PPL Entraves: craintes persistantes de manquer de temps pour l'examen

- - 2 min

Interrogé par Agra presse le 10 avril, le rapporteur à l'Assemblée de la proposition de loi Entraves, Julien Dive (Les Républicains) continuait de s'inquiéter des conditions d'examen du texte, en particulier du risque de manquer de temps. Selon les derniers informations transmises par le gouvernement, le texte doit être examiné à partir du 12 mai en commission, puis les 26, 27 et 28 mai en séance publique.

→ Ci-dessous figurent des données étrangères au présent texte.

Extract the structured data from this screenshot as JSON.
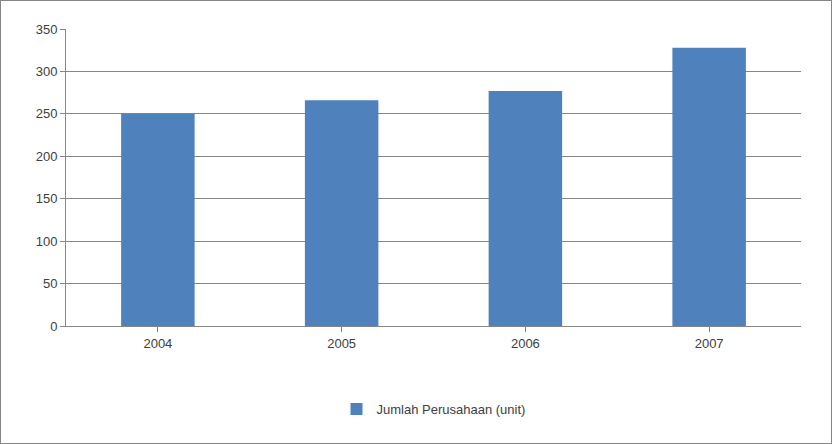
{
  "chart_data": {
    "type": "bar",
    "categories": [
      "2004",
      "2005",
      "2006",
      "2007"
    ],
    "series": [
      {
        "name": "Jumlah Perusahaan (unit)",
        "color": "#4f81bd",
        "values": [
          250,
          266,
          277,
          328
        ]
      }
    ],
    "ylim": [
      0,
      350
    ],
    "yticks": [
      0,
      50,
      100,
      150,
      200,
      250,
      300,
      350
    ],
    "grid": true,
    "legend": "bottom"
  }
}
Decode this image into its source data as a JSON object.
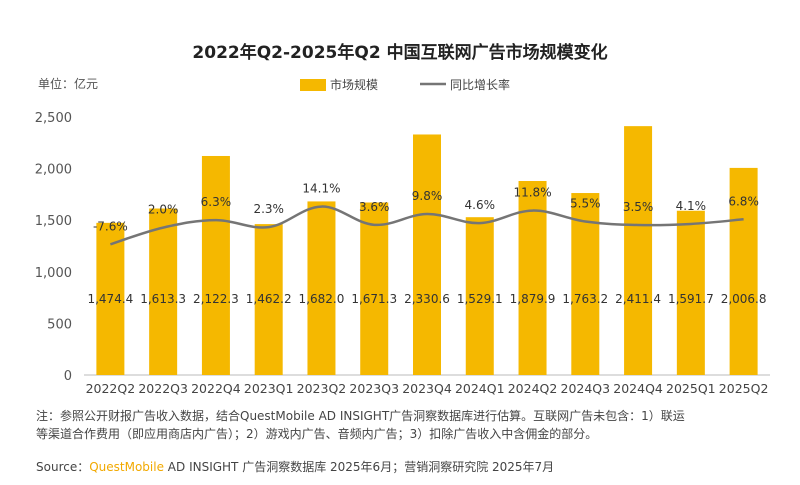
{
  "chart_data": {
    "type": "bar",
    "title": "2022年Q2-2025年Q2 中国互联网广告市场规模变化",
    "unit_label": "单位：亿元",
    "categories": [
      "2022Q2",
      "2022Q3",
      "2022Q4",
      "2023Q1",
      "2023Q2",
      "2023Q3",
      "2023Q4",
      "2024Q1",
      "2024Q2",
      "2024Q3",
      "2024Q4",
      "2025Q1",
      "2025Q2"
    ],
    "series": [
      {
        "name": "市场规模",
        "type": "bar",
        "values": [
          1474.4,
          1613.3,
          2122.3,
          1462.2,
          1682.0,
          1671.3,
          2330.6,
          1529.1,
          1879.9,
          1763.2,
          2411.4,
          1591.7,
          2006.8
        ],
        "labels": [
          "1,474.4",
          "1,613.3",
          "2,122.3",
          "1,462.2",
          "1,682.0",
          "1,671.3",
          "2,330.6",
          "1,529.1",
          "1,879.9",
          "1,763.2",
          "2,411.4",
          "1,591.7",
          "2,006.8"
        ],
        "color": "#f5b800"
      },
      {
        "name": "同比增长率",
        "type": "line",
        "values": [
          -7.6,
          2.0,
          6.3,
          2.3,
          14.1,
          3.6,
          9.8,
          4.6,
          11.8,
          5.5,
          3.5,
          4.1,
          6.8
        ],
        "labels": [
          "-7.6%",
          "2.0%",
          "6.3%",
          "2.3%",
          "14.1%",
          "3.6%",
          "9.8%",
          "4.6%",
          "11.8%",
          "5.5%",
          "3.5%",
          "4.1%",
          "6.8%"
        ],
        "color": "#757575"
      }
    ],
    "ylim": [
      0,
      2500
    ],
    "yticks": [
      "0",
      "500",
      "1,000",
      "1,500",
      "2,000",
      "2,500"
    ],
    "legend_position": "top-center",
    "grid": false
  },
  "footer": {
    "note_line1": "注：参照公开财报广告收入数据，结合QuestMobile AD INSIGHT广告洞察数据库进行估算。互联网广告未包含：1）联运",
    "note_line2": "等渠道合作费用（即应用商店内广告）；2）游戏内广告、音频内广告；3）扣除广告收入中含佣金的部分。",
    "source_prefix": "Source：",
    "source_brand": "QuestMobile",
    "source_rest": " AD INSIGHT 广告洞察数据库 2025年6月；营销洞察研究院 2025年7月"
  }
}
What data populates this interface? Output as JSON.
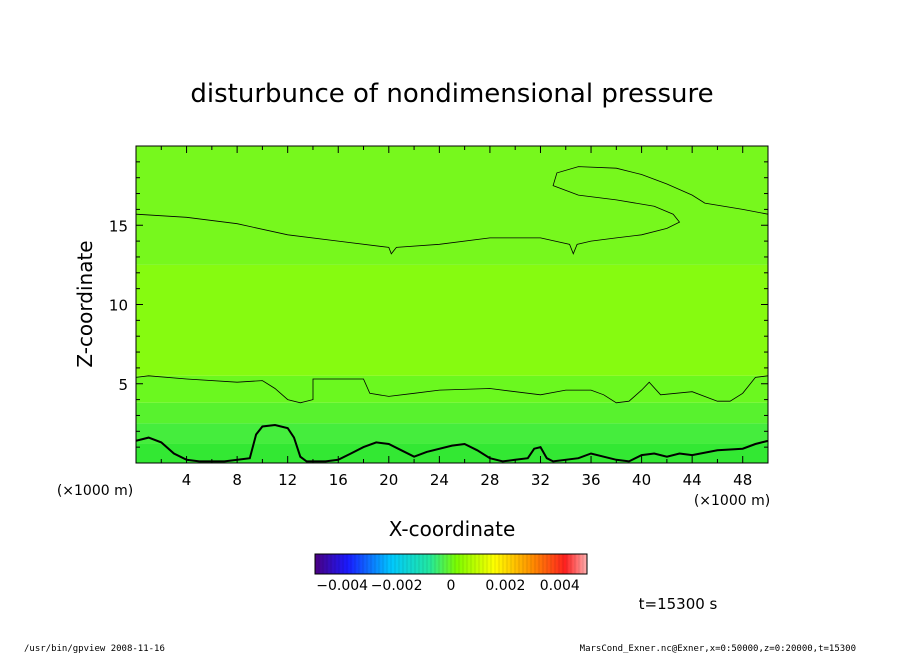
{
  "chart_data": {
    "type": "heatmap",
    "title": "disturbunce of nondimensional pressure",
    "xlabel": "X-coordinate",
    "ylabel": "Z-coordinate",
    "x_unit_left": "(×1000 m)",
    "x_unit_right": "(×1000 m)",
    "xlim": [
      0,
      50
    ],
    "ylim": [
      0,
      20
    ],
    "xticks": [
      "4",
      "8",
      "12",
      "16",
      "20",
      "24",
      "28",
      "32",
      "36",
      "40",
      "44",
      "48"
    ],
    "yticks": [
      "5",
      "10",
      "15"
    ],
    "xtick_values": [
      4,
      8,
      12,
      16,
      20,
      24,
      28,
      32,
      36,
      40,
      44,
      48
    ],
    "ytick_values": [
      5,
      10,
      15
    ],
    "colorbar": {
      "min": -0.005,
      "max": 0.005,
      "ticks": [
        "−0.004",
        "−0.002",
        "0",
        "0.002",
        "0.004"
      ],
      "tick_values": [
        -0.004,
        -0.002,
        0,
        0.002,
        0.004
      ]
    },
    "field_bands": [
      {
        "z": [
          0,
          1.2
        ],
        "value": -0.0011,
        "color": "#33e833"
      },
      {
        "z": [
          1.2,
          2.5
        ],
        "value": -0.0008,
        "color": "#45ed3d"
      },
      {
        "z": [
          2.5,
          3.8
        ],
        "value": -0.0005,
        "color": "#58f22e"
      },
      {
        "z": [
          3.8,
          5.5
        ],
        "value": -0.0002,
        "color": "#6bf81f"
      },
      {
        "z": [
          5.5,
          12.5
        ],
        "value": 0.0001,
        "color": "#86fb10"
      },
      {
        "z": [
          12.5,
          20
        ],
        "value": -0.0001,
        "color": "#77f81d"
      }
    ],
    "contours": [
      {
        "name": "upper",
        "points": [
          [
            0,
            15.7
          ],
          [
            4,
            15.5
          ],
          [
            8,
            15.1
          ],
          [
            12,
            14.4
          ],
          [
            16,
            14.0
          ],
          [
            20,
            13.6
          ],
          [
            20.2,
            13.2
          ],
          [
            20.6,
            13.6
          ],
          [
            24,
            13.8
          ],
          [
            28,
            14.2
          ],
          [
            32,
            14.2
          ],
          [
            34.3,
            13.8
          ],
          [
            34.6,
            13.2
          ],
          [
            34.9,
            13.8
          ],
          [
            36,
            14.0
          ],
          [
            38,
            14.2
          ],
          [
            40,
            14.4
          ],
          [
            42,
            14.8
          ],
          [
            43,
            15.2
          ],
          [
            42.5,
            15.7
          ],
          [
            41,
            16.2
          ],
          [
            38,
            16.6
          ],
          [
            35,
            16.9
          ],
          [
            33,
            17.5
          ],
          [
            33.3,
            18.3
          ],
          [
            35,
            18.7
          ],
          [
            38,
            18.6
          ],
          [
            40,
            18.2
          ],
          [
            42,
            17.6
          ],
          [
            44,
            16.9
          ],
          [
            45,
            16.4
          ],
          [
            48,
            16.0
          ],
          [
            50,
            15.7
          ]
        ],
        "width": 0.8
      },
      {
        "name": "middle",
        "points": [
          [
            0,
            5.4
          ],
          [
            1,
            5.5
          ],
          [
            4,
            5.3
          ],
          [
            8,
            5.1
          ],
          [
            10,
            5.2
          ],
          [
            11,
            4.7
          ],
          [
            12,
            4.0
          ],
          [
            13,
            3.8
          ],
          [
            14,
            4.0
          ],
          [
            14,
            5.3
          ],
          [
            18,
            5.3
          ],
          [
            18.5,
            4.4
          ],
          [
            20,
            4.2
          ],
          [
            22,
            4.4
          ],
          [
            24,
            4.6
          ],
          [
            28,
            4.7
          ],
          [
            30,
            4.5
          ],
          [
            32,
            4.3
          ],
          [
            34,
            4.6
          ],
          [
            36,
            4.6
          ],
          [
            37,
            4.3
          ],
          [
            38,
            3.8
          ],
          [
            39,
            3.9
          ],
          [
            40,
            4.6
          ],
          [
            40.6,
            5.1
          ],
          [
            41.5,
            4.3
          ],
          [
            44,
            4.5
          ],
          [
            46,
            3.9
          ],
          [
            47,
            3.9
          ],
          [
            48,
            4.4
          ],
          [
            49,
            5.4
          ],
          [
            50,
            5.5
          ]
        ],
        "width": 0.8
      },
      {
        "name": "lower-thick",
        "points": [
          [
            0,
            1.4
          ],
          [
            1,
            1.6
          ],
          [
            2,
            1.3
          ],
          [
            3,
            0.6
          ],
          [
            4,
            0.2
          ],
          [
            5,
            0.1
          ],
          [
            7,
            0.1
          ],
          [
            9,
            0.3
          ],
          [
            9.5,
            1.8
          ],
          [
            10,
            2.3
          ],
          [
            11,
            2.4
          ],
          [
            12,
            2.2
          ],
          [
            12.5,
            1.6
          ],
          [
            13,
            0.4
          ],
          [
            13.5,
            0.1
          ],
          [
            15,
            0.1
          ],
          [
            16,
            0.2
          ],
          [
            17,
            0.6
          ],
          [
            18,
            1.0
          ],
          [
            19,
            1.3
          ],
          [
            20,
            1.2
          ],
          [
            21,
            0.8
          ],
          [
            22,
            0.4
          ],
          [
            23,
            0.7
          ],
          [
            25,
            1.1
          ],
          [
            26,
            1.2
          ],
          [
            27,
            0.8
          ],
          [
            28,
            0.3
          ],
          [
            29,
            0.1
          ],
          [
            30,
            0.2
          ],
          [
            31,
            0.3
          ],
          [
            31.5,
            0.9
          ],
          [
            32,
            1.0
          ],
          [
            32.5,
            0.3
          ],
          [
            33,
            0.1
          ],
          [
            35,
            0.3
          ],
          [
            36,
            0.6
          ],
          [
            38,
            0.2
          ],
          [
            39,
            0.1
          ],
          [
            40,
            0.5
          ],
          [
            41,
            0.6
          ],
          [
            42,
            0.4
          ],
          [
            43,
            0.6
          ],
          [
            44,
            0.5
          ],
          [
            46,
            0.8
          ],
          [
            48,
            0.9
          ],
          [
            49,
            1.2
          ],
          [
            50,
            1.4
          ]
        ],
        "width": 2
      }
    ]
  },
  "footer": {
    "time_label": "t=15300 s",
    "left_note": "/usr/bin/gpview  2008-11-16",
    "right_note": "MarsCond_Exner.nc@Exner,x=0:50000,z=0:20000,t=15300"
  }
}
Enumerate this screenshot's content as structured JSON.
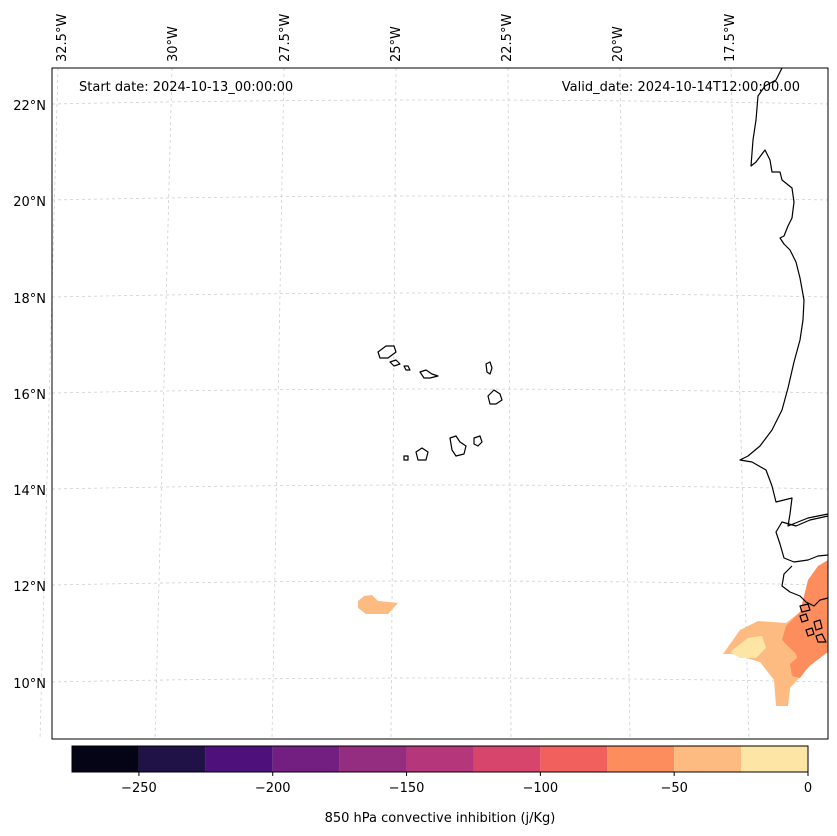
{
  "map": {
    "start_date": "Start date: 2024-10-13_00:00:00",
    "valid_date": "Valid_date: 2024-10-14T12:00:00.00",
    "lon_labels": [
      "32.5°W",
      "30°W",
      "27.5°W",
      "25°W",
      "22.5°W",
      "20°W",
      "17.5°W"
    ],
    "lat_labels": [
      "22°N",
      "20°N",
      "18°N",
      "16°N",
      "14°N",
      "12°N",
      "10°N"
    ],
    "variable": "850 hPa convective inhibition (j/Kg)"
  },
  "colorbar": {
    "label": "850 hPa convective inhibition (j/Kg)",
    "bins": [
      -275,
      -250,
      -225,
      -200,
      -175,
      -150,
      -125,
      -100,
      -75,
      -50,
      -25,
      0
    ],
    "tick_labels": [
      "−250",
      "−200",
      "−150",
      "−100",
      "−50",
      "0"
    ],
    "tick_values": [
      -250,
      -200,
      -150,
      -100,
      -50,
      0
    ],
    "colors": [
      "#050416",
      "#201146",
      "#4e117b",
      "#721f81",
      "#942c80",
      "#b5367a",
      "#d8456c",
      "#f1605d",
      "#fd8d5c",
      "#febb81",
      "#fde6a5"
    ]
  },
  "colors": {
    "cin_-75_-50": "#fd8d5c",
    "cin_-50_-25": "#febb81",
    "cin_-25_0": "#fde6a5"
  }
}
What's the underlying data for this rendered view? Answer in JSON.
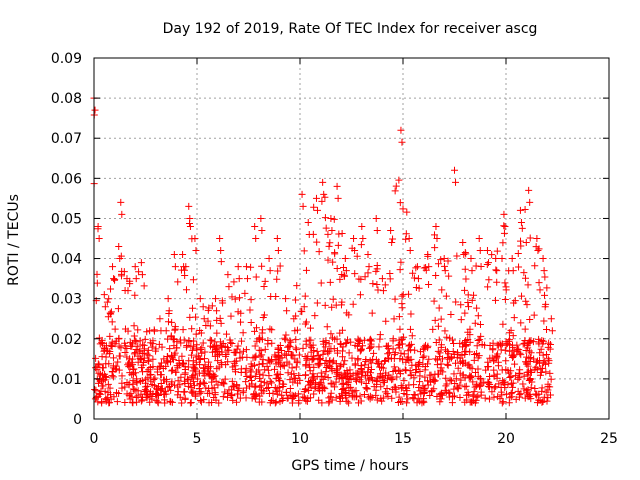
{
  "chart_data": {
    "type": "scatter",
    "title": "Day 192 of 2019, Rate Of TEC Index for receiver ascg",
    "xlabel": "GPS time / hours",
    "ylabel": "ROTI / TECUs",
    "xlim": [
      0,
      25
    ],
    "ylim": [
      0,
      0.09
    ],
    "grid": true,
    "marker": "+",
    "series_color": "#ff0000",
    "x_ticks": [
      {
        "value": 0,
        "label": "0"
      },
      {
        "value": 5,
        "label": "5"
      },
      {
        "value": 10,
        "label": "10"
      },
      {
        "value": 15,
        "label": "15"
      },
      {
        "value": 20,
        "label": "20"
      },
      {
        "value": 25,
        "label": "25"
      }
    ],
    "y_ticks": [
      {
        "value": 0,
        "label": "0"
      },
      {
        "value": 0.01,
        "label": "0.01"
      },
      {
        "value": 0.02,
        "label": "0.02"
      },
      {
        "value": 0.03,
        "label": "0.03"
      },
      {
        "value": 0.04,
        "label": "0.04"
      },
      {
        "value": 0.05,
        "label": "0.05"
      },
      {
        "value": 0.06,
        "label": "0.06"
      },
      {
        "value": 0.07,
        "label": "0.07"
      },
      {
        "value": 0.08,
        "label": "0.08"
      },
      {
        "value": 0.09,
        "label": "0.09"
      }
    ],
    "envelope": [
      [
        0.0,
        0.08
      ],
      [
        0.2,
        0.048
      ],
      [
        0.5,
        0.031
      ],
      [
        0.9,
        0.038
      ],
      [
        1.2,
        0.043
      ],
      [
        1.3,
        0.054
      ],
      [
        1.6,
        0.035
      ],
      [
        2.0,
        0.038
      ],
      [
        2.3,
        0.039
      ],
      [
        2.7,
        0.022
      ],
      [
        3.2,
        0.025
      ],
      [
        3.6,
        0.03
      ],
      [
        3.9,
        0.041
      ],
      [
        4.3,
        0.041
      ],
      [
        4.6,
        0.053
      ],
      [
        4.9,
        0.045
      ],
      [
        5.3,
        0.028
      ],
      [
        5.9,
        0.03
      ],
      [
        6.1,
        0.045
      ],
      [
        6.5,
        0.036
      ],
      [
        7.0,
        0.038
      ],
      [
        7.4,
        0.038
      ],
      [
        7.8,
        0.048
      ],
      [
        8.1,
        0.05
      ],
      [
        8.5,
        0.04
      ],
      [
        8.9,
        0.045
      ],
      [
        9.3,
        0.03
      ],
      [
        9.7,
        0.025
      ],
      [
        10.1,
        0.056
      ],
      [
        10.4,
        0.049
      ],
      [
        10.8,
        0.055
      ],
      [
        11.1,
        0.059
      ],
      [
        11.5,
        0.05
      ],
      [
        11.8,
        0.058
      ],
      [
        12.2,
        0.04
      ],
      [
        12.6,
        0.045
      ],
      [
        13.0,
        0.048
      ],
      [
        13.3,
        0.041
      ],
      [
        13.7,
        0.05
      ],
      [
        14.0,
        0.035
      ],
      [
        14.4,
        0.047
      ],
      [
        14.9,
        0.072
      ],
      [
        15.3,
        0.045
      ],
      [
        15.7,
        0.038
      ],
      [
        16.2,
        0.041
      ],
      [
        16.6,
        0.048
      ],
      [
        17.0,
        0.04
      ],
      [
        17.5,
        0.062
      ],
      [
        17.9,
        0.044
      ],
      [
        18.3,
        0.04
      ],
      [
        18.7,
        0.045
      ],
      [
        19.1,
        0.042
      ],
      [
        19.5,
        0.04
      ],
      [
        19.9,
        0.051
      ],
      [
        20.3,
        0.04
      ],
      [
        20.7,
        0.052
      ],
      [
        21.1,
        0.057
      ],
      [
        21.5,
        0.045
      ],
      [
        21.8,
        0.04
      ],
      [
        22.2,
        0.025
      ]
    ],
    "point_count": 1800,
    "seed": 192
  }
}
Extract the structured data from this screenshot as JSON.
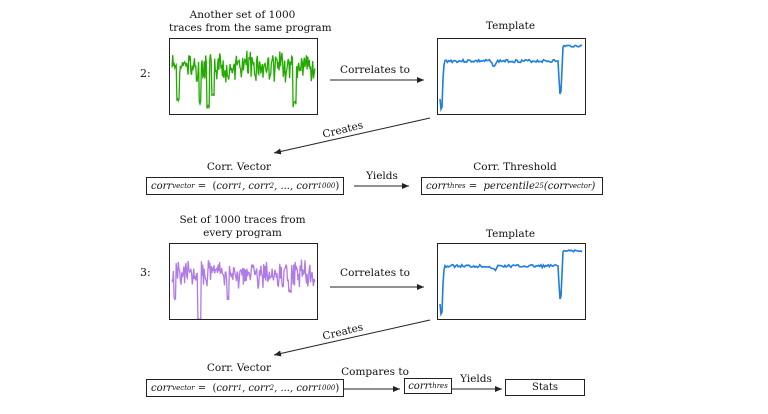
{
  "step2": {
    "number": "2:",
    "traces_caption": [
      "Another set of 1000",
      "traces from the same program"
    ],
    "template_caption": "Template",
    "correlates_label": "Correlates to",
    "creates_label": "Creates",
    "vector_caption": "Corr. Vector",
    "vector_formula_lhs": "corr",
    "vector_formula_lhs_sub": "vector",
    "vector_formula_rhs": "= (corr",
    "vector_formula_items": [
      "1",
      "2",
      "1000"
    ],
    "yields_label": "Yields",
    "threshold_caption": "Corr. Threshold",
    "threshold_lhs": "corr",
    "threshold_lhs_sub": "thres",
    "threshold_rhs": "= percentile",
    "threshold_pct": "25",
    "threshold_arg": "corr",
    "threshold_arg_sub": "vector",
    "trace_color": "#22aa00"
  },
  "step3": {
    "number": "3:",
    "traces_caption": [
      "Set of 1000 traces from",
      "every program"
    ],
    "template_caption": "Template",
    "correlates_label": "Correlates to",
    "creates_label": "Creates",
    "vector_caption": "Corr. Vector",
    "compares_label": "Compares to",
    "thres_box": "corr",
    "thres_box_sub": "thres",
    "yields_label": "Yields",
    "stats_label": "Stats",
    "trace_color": "#b07be6"
  },
  "template_color": "#1f7de0"
}
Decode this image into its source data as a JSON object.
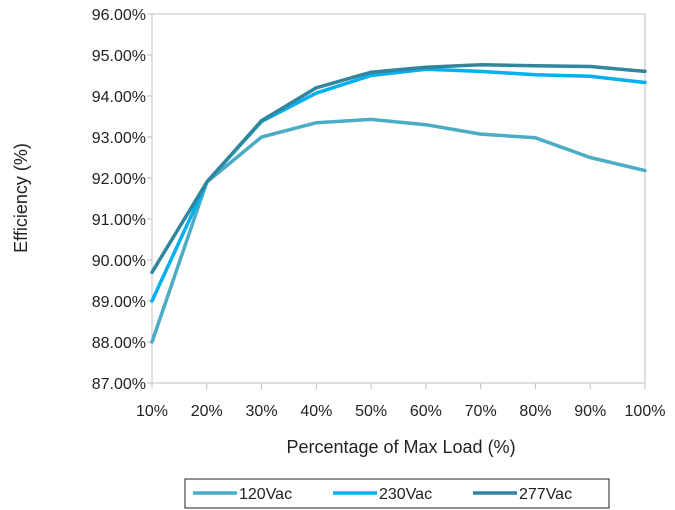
{
  "chart_data": {
    "type": "line",
    "title": "",
    "xlabel": "Percentage of Max Load (%)",
    "ylabel": "Efficiency (%)",
    "categories": [
      "10%",
      "20%",
      "30%",
      "40%",
      "50%",
      "60%",
      "70%",
      "80%",
      "90%",
      "100%"
    ],
    "y_ticks": [
      "87.00%",
      "88.00%",
      "89.00%",
      "90.00%",
      "91.00%",
      "92.00%",
      "93.00%",
      "94.00%",
      "95.00%",
      "96.00%"
    ],
    "ylim": [
      87,
      96
    ],
    "grid": false,
    "legend_position": "bottom",
    "series": [
      {
        "name": "120Vac",
        "color": "#4BACC6",
        "values": [
          88.0,
          91.9,
          93.0,
          93.35,
          93.43,
          93.3,
          93.07,
          92.98,
          92.5,
          92.18
        ]
      },
      {
        "name": "230Vac",
        "color": "#00B0F0",
        "values": [
          89.0,
          91.9,
          93.38,
          94.07,
          94.5,
          94.65,
          94.6,
          94.52,
          94.48,
          94.33
        ]
      },
      {
        "name": "277Vac",
        "color": "#31859C",
        "values": [
          89.7,
          91.9,
          93.4,
          94.2,
          94.58,
          94.7,
          94.76,
          94.74,
          94.72,
          94.6
        ]
      }
    ]
  }
}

Lors de l'assemblée de Felcoop, le 9 avril, la ministre a promis «trois jours entiers». Le rapporteur espère effectivement qu'un autre texte ne sera pas examiné en parallèle. Julien Dive estime en tous les cas qu'il faut en retirer deux demi-journées, réservées à des travaux divers. Et pas de débordement possible, car la semaine suivante n'est pas réservée au gouvernement, mais à l'Assemblée. «Une obstruction est toujours possible», estime Julien Dive. Interrogé mi-mars, le président du groupe Modem, Marc Fesneau estimait que le texte nécessitait, en l'état, quatre jours de débat, et proposait d'en réduire le périmètre en commission afin de limiter le risque d'obstruction - c'est-à-dire que le texte ne puisse pas être examiné dans le temps imparti, et que le débat soit reporté à la semaine du gouvernement suivante, autrement dit mi-juin, soit le calendrier proposé avant le Salon de l'agriculture.